Monday, September 26, 2016

Custine’s ‘Russia in 1839’ Indispensable for Understanding Russia Today, Shiropayev Says



Paul Goble

            Staunton, September 26 – In 1971, George Kennan observed that the travelogue of the Marquis de Custine during his visit to the Russian Empire in 1839 may not have been entirely accurate in its description of Nicholas I’s reign but that the French nobleman’s words provided a remarkably accurate assessment of Leonid Brezhnev’s rule.

            Now, today, Russian commentator Aleksey Shiropayev makes a similar argument, insisting that Custine’s words are again “very useful for understanding Russia” under Vladimir Putin and, like Kennan almost a half a century ago, selecting key passages to make his point  (kasparov.ru/material.php?id=57E8BB2E7B0CB).

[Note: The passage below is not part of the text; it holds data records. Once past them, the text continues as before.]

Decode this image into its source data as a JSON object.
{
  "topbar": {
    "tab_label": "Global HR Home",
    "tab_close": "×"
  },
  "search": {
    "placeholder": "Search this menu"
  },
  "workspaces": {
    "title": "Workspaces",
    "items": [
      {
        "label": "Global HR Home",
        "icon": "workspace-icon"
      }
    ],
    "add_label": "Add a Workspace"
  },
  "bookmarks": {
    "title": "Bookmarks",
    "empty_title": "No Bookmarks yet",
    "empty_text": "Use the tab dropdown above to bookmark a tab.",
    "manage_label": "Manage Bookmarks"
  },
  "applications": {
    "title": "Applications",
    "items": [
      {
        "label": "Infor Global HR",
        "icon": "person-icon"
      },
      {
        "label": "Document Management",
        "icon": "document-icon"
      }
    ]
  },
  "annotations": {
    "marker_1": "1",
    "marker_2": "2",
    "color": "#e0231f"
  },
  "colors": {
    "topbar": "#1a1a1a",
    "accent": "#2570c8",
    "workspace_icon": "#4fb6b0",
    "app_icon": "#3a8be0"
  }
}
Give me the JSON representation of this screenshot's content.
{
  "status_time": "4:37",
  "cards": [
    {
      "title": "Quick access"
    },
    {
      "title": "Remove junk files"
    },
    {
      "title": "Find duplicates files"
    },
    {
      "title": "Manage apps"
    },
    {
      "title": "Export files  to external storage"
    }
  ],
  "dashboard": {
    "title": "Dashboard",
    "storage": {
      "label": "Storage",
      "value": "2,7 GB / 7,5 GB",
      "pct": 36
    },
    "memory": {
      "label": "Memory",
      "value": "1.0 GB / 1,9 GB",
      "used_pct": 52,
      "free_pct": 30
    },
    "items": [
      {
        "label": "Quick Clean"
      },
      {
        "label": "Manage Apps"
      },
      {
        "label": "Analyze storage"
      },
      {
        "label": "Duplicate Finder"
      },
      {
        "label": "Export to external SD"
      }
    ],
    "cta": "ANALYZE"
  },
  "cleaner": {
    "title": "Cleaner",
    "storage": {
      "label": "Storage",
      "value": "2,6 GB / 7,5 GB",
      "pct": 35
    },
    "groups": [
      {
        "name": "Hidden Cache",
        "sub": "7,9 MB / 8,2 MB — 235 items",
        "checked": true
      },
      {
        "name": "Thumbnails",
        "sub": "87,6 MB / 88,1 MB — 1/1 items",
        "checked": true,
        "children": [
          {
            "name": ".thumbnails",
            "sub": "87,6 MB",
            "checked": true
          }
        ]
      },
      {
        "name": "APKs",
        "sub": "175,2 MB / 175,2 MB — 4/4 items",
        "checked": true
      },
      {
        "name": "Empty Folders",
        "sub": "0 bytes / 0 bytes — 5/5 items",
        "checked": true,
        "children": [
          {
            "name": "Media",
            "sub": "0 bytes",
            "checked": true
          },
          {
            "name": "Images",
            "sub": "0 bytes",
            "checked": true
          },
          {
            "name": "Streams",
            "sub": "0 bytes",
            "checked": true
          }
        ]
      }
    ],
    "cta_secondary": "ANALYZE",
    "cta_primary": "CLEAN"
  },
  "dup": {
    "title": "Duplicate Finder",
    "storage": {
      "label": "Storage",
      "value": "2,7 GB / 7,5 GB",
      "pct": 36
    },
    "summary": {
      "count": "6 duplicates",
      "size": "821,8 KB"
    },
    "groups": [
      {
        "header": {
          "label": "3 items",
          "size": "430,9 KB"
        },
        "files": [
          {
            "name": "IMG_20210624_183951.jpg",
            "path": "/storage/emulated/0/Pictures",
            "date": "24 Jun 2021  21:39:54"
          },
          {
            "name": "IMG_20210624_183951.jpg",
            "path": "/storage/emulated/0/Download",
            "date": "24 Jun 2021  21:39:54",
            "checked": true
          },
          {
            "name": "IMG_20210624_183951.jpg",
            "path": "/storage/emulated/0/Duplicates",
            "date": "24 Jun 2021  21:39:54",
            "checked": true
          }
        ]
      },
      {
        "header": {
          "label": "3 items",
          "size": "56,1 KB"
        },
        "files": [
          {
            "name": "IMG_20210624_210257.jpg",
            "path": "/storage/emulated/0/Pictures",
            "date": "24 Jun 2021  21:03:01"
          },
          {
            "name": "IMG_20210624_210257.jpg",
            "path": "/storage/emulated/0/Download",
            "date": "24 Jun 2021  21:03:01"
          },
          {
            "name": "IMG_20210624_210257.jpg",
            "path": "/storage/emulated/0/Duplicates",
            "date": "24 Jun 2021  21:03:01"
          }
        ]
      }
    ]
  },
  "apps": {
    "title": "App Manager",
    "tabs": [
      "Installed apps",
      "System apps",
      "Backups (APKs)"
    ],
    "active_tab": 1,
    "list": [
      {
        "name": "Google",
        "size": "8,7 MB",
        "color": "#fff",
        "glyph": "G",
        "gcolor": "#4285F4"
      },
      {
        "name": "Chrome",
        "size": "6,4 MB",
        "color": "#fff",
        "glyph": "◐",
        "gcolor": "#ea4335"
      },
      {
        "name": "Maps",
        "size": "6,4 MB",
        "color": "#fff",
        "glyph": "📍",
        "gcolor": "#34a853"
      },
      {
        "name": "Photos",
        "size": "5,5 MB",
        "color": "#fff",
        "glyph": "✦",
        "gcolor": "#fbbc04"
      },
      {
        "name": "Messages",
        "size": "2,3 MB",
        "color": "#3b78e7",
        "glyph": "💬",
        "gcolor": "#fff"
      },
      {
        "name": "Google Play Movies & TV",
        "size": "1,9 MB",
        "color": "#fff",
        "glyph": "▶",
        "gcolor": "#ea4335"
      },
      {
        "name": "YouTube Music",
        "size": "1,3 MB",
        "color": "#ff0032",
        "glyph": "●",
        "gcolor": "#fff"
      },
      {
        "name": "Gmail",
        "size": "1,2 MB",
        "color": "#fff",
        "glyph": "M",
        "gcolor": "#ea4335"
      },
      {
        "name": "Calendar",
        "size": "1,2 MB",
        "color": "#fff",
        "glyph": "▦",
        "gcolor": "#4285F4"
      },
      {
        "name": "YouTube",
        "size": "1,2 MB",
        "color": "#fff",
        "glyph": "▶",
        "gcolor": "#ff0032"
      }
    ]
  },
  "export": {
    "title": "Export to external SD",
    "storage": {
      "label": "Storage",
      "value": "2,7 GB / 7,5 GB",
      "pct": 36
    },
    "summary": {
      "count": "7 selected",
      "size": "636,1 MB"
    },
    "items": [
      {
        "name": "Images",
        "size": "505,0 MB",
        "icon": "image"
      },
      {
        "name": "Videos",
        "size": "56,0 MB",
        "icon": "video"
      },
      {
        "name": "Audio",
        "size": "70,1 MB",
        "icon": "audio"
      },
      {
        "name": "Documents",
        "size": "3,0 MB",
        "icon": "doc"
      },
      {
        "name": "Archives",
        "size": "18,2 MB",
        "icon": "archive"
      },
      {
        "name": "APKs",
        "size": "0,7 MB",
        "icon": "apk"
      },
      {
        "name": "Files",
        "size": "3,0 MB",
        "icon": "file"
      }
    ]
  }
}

            Shiropayev focuses on two: Custine’s visit to the grave of Minin in a Nizhny Novgorod church and his attendance at a re-enactment of the 1812 Battle of Borodino. 

            The French nobleman visits a church and assumes that it is at least as ancient as the grave of Minin only to learn from the local governor that the church is new, not restored, and that Minin’s grave had been dug up and transferred to the new church where it became a pilgrimage site many assumed was ancient.

            The governor explained that he had done so because the emperor concluded that it would be better to have a newly built church than a restored on lest it get in the way of new government offices and that it was entirely appropriate to relocate Minin’s remains in order to present them more appropriately to the people.

            As can be seen, Shiropayev says, “our passion for new buildings arose hardly in the era of Luzhkov,” the mayor of Moscow in the 1990s. And that highlights something else which he describes as “extremely characteristic” of Russian attitudes toward culture: “the lack of taste for the genuine and the inability to value the genuine and unique.”

            Indeed, he continues, what happened to Minin has been repeated in Putin’s time with the reburial of the remains of White General Anton Denikin and émigré philosopher Ivan Ilin.

            And this attitude toward historical artifacts extends to history itself, as Custine pointed out in his description of a re-enactment of the Battle of Borodino. In the real battle, Russian forces retreated in the face of Napoleon’s attack. But that didn’t seem right to Nicholas I, and so even though it didn’t happen in reality, the Russian army attacked in the re-enactment.

            As a result of this change, “a defeat was converted into a victory,” something that remains to this day “one of the  favorite Russian occupations.”